O que diz um estudo científico sobre exercícios e bursite?
A eficácia do fortalecimento no tratamento da síndrome dolorosa do grande trocânter é amplamente investigada por pesquisadores australianos referência no tema. Segundo o estudo Education plus exercise versus corticosteroid injection use versus a wait and see approach on global outcome and pain from gluteal tendinopathy, ensaio clínico randomizado conduzido por Mellor, Grimaldi e colaboradores e publicado na revista britânica BMJ, o programa de educação combinado com exercícios apresentou melhores resultados globais em 8 semanas do que a infiltração com corticoide ou a simples espera.

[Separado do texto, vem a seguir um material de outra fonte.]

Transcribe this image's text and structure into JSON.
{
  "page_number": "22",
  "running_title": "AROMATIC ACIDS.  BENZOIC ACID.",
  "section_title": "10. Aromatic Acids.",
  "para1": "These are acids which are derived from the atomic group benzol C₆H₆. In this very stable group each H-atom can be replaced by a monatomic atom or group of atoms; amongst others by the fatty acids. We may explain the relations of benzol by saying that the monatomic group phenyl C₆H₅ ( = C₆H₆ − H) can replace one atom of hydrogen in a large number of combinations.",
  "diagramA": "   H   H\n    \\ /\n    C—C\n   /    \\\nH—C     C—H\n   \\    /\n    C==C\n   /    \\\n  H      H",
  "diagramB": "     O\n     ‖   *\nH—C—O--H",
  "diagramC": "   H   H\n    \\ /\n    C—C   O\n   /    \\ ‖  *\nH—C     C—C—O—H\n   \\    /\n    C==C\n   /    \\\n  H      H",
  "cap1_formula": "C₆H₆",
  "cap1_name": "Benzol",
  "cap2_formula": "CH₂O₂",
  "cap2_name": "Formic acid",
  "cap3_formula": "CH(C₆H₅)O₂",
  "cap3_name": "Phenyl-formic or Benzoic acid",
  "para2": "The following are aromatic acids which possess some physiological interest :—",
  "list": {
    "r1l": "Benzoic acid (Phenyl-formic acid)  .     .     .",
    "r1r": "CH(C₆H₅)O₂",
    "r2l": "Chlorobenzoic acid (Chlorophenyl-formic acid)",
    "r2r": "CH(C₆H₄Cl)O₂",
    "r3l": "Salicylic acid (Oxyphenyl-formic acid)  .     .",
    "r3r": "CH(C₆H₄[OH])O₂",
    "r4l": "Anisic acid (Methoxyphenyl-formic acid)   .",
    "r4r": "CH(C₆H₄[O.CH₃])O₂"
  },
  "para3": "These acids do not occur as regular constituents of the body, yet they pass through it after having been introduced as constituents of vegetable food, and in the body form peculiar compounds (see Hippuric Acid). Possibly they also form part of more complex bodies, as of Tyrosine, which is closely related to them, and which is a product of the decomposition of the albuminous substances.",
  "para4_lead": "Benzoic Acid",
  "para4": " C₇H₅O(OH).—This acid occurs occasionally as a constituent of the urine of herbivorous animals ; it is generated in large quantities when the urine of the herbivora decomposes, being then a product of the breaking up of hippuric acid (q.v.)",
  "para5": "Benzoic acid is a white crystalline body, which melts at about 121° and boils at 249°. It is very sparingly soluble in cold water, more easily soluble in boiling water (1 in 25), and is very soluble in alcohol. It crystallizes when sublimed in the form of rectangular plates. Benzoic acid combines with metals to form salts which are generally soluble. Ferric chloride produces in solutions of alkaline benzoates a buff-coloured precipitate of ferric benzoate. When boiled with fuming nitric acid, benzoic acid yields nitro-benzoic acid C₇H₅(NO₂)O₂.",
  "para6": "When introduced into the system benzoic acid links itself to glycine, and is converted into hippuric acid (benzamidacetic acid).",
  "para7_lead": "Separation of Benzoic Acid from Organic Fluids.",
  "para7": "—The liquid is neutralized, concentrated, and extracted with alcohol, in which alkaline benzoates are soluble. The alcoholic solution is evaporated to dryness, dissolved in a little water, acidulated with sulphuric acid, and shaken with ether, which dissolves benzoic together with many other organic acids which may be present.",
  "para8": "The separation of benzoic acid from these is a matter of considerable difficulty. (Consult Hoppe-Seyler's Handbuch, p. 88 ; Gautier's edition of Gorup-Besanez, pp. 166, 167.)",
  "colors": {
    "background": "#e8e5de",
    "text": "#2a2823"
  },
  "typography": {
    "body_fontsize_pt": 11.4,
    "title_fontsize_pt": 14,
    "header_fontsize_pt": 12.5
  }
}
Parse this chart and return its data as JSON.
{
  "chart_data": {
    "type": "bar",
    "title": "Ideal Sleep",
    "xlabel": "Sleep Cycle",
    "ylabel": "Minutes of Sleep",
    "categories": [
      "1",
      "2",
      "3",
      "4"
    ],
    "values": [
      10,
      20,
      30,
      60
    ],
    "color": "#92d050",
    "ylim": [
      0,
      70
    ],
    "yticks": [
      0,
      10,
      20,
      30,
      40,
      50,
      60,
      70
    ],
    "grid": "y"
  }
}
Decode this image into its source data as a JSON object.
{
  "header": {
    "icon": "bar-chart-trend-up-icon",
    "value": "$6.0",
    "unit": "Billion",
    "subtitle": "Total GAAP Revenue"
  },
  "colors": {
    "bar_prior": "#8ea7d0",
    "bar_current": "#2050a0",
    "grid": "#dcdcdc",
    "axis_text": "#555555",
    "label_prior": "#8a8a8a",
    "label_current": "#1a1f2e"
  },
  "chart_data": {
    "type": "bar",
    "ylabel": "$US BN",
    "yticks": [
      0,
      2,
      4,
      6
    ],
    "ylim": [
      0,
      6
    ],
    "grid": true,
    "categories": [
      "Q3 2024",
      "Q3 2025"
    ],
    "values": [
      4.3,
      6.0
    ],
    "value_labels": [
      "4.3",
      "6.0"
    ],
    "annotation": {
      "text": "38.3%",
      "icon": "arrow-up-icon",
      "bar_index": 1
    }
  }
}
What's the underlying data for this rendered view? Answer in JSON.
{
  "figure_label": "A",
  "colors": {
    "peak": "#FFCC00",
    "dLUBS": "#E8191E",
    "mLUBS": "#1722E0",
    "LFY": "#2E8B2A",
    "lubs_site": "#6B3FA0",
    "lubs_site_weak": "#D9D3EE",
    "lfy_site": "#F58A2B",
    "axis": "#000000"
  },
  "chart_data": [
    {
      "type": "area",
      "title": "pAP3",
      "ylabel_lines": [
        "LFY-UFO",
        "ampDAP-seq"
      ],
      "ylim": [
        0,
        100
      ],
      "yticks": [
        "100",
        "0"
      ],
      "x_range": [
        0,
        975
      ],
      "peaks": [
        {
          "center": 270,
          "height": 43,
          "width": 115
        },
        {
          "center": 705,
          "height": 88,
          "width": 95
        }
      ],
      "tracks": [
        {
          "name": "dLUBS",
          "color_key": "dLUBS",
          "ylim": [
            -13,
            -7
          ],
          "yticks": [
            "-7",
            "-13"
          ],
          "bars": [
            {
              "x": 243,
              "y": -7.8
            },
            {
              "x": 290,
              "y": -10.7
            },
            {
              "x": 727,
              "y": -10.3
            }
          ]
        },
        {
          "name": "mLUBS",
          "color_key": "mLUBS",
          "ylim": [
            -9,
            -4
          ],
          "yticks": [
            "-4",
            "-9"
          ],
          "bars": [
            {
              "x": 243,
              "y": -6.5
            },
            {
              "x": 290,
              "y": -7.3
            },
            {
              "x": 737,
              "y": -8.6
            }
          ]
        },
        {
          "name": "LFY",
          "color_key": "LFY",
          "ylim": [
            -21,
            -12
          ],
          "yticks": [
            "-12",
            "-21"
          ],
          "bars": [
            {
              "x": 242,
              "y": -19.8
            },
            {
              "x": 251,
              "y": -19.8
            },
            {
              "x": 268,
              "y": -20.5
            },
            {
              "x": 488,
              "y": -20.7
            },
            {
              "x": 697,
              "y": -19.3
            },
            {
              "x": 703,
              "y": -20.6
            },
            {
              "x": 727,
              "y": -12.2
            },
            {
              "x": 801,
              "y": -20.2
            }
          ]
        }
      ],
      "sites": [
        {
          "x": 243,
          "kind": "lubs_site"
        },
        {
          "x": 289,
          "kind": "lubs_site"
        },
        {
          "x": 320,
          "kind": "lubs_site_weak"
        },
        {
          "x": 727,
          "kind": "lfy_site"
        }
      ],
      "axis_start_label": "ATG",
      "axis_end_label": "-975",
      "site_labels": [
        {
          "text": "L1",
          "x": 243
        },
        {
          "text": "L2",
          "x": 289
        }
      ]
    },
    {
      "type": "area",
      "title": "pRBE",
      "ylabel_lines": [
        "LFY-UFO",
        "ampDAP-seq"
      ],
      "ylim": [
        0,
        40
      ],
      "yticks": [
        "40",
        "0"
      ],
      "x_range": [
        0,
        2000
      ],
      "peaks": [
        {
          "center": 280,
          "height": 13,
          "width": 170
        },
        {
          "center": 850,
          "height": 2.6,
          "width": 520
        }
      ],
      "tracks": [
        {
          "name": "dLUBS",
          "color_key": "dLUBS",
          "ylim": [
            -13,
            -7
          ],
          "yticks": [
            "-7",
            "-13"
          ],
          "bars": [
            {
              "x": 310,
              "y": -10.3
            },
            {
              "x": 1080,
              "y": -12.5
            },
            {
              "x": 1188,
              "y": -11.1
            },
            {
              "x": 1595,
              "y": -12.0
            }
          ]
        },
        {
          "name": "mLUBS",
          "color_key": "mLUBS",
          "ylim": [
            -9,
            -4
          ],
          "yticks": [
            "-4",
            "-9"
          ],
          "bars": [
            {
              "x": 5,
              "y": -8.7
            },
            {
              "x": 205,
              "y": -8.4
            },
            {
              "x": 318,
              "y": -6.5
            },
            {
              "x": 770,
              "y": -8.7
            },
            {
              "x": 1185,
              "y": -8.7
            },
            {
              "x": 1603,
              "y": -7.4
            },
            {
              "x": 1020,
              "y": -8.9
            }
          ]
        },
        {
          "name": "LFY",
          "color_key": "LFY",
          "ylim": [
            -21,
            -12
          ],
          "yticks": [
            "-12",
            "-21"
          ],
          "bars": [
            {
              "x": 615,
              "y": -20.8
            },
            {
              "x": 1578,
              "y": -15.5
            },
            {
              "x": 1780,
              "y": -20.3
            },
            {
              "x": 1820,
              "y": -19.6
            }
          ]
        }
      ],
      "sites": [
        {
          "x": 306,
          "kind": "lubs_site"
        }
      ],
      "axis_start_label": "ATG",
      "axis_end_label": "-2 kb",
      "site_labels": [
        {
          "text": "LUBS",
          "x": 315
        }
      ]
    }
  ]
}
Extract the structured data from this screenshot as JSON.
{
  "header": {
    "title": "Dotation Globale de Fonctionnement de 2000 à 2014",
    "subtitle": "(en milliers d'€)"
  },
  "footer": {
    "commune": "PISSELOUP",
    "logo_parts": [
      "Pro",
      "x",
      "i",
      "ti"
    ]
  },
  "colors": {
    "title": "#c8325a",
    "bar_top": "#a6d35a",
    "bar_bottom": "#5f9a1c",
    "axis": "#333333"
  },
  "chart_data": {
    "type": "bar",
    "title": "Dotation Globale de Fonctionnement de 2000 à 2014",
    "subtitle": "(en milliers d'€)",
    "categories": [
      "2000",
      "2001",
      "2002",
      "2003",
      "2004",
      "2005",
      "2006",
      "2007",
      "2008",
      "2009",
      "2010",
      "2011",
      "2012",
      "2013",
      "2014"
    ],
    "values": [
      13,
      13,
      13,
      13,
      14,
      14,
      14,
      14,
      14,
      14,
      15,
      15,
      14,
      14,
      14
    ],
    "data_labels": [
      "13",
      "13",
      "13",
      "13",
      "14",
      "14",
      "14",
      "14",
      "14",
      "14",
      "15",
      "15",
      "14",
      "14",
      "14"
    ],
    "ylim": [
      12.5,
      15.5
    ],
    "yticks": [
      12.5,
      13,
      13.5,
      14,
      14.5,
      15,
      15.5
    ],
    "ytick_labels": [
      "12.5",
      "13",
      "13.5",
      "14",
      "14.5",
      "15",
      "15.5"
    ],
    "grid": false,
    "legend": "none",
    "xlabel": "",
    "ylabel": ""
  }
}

Os autores destacam que o fortalecimento progressivo dos glúteos, aliado à correção de posturas e movimentos do dia a dia, oferece alívio mais duradouro. Após um ano de acompanhamento, os pacientes que fizeram exercícios continuaram com menos dor e melhor função em comparação aos demais grupos avaliados.

Quais cuidados diários potencializam o tratamento?
Além dos exercícios, algumas mudanças simples na rotina ajudam a proteger a bursa e acelerar a recuperação da bursite. Vale incluir os seguintes cuidados no dia a dia:
- Evitar deitar sobre o lado afetado, usando um travesseiro entre os joelhos ao dormir
- Reduzir atividades de impacto por algumas semanas, como corrida em asfalto
- Alternar posturas ao longo do dia, evitando ficar muito tempo em pé ou sentado
- Manter o peso corporal adequado para reduzir a sobrecarga no quadril
- Aquecer bem antes de qualquer atividade física
- Aplicar compressas frias na região por 15 a 20 minutos em caso de dor intensa
- Realizar alongamentos suaves da lateral do quadril e da banda iliotibial
Se a dor persistir por mais de duas ou três semanas, piorar à noite ou atrapalhar o sono, é essencial procurar um ortopedista ou fisioterapeuta para avaliação individualizada, definição do diagnóstico correto e montagem de um programa de reabilitação seguro para o seu caso.
Este conteúdo tem caráter apenas informativo e não substitui a avaliação de um médico. Consulte sempre um profissional de saúde qualificado para diagnóstico e tratamento adequados ao seu caso.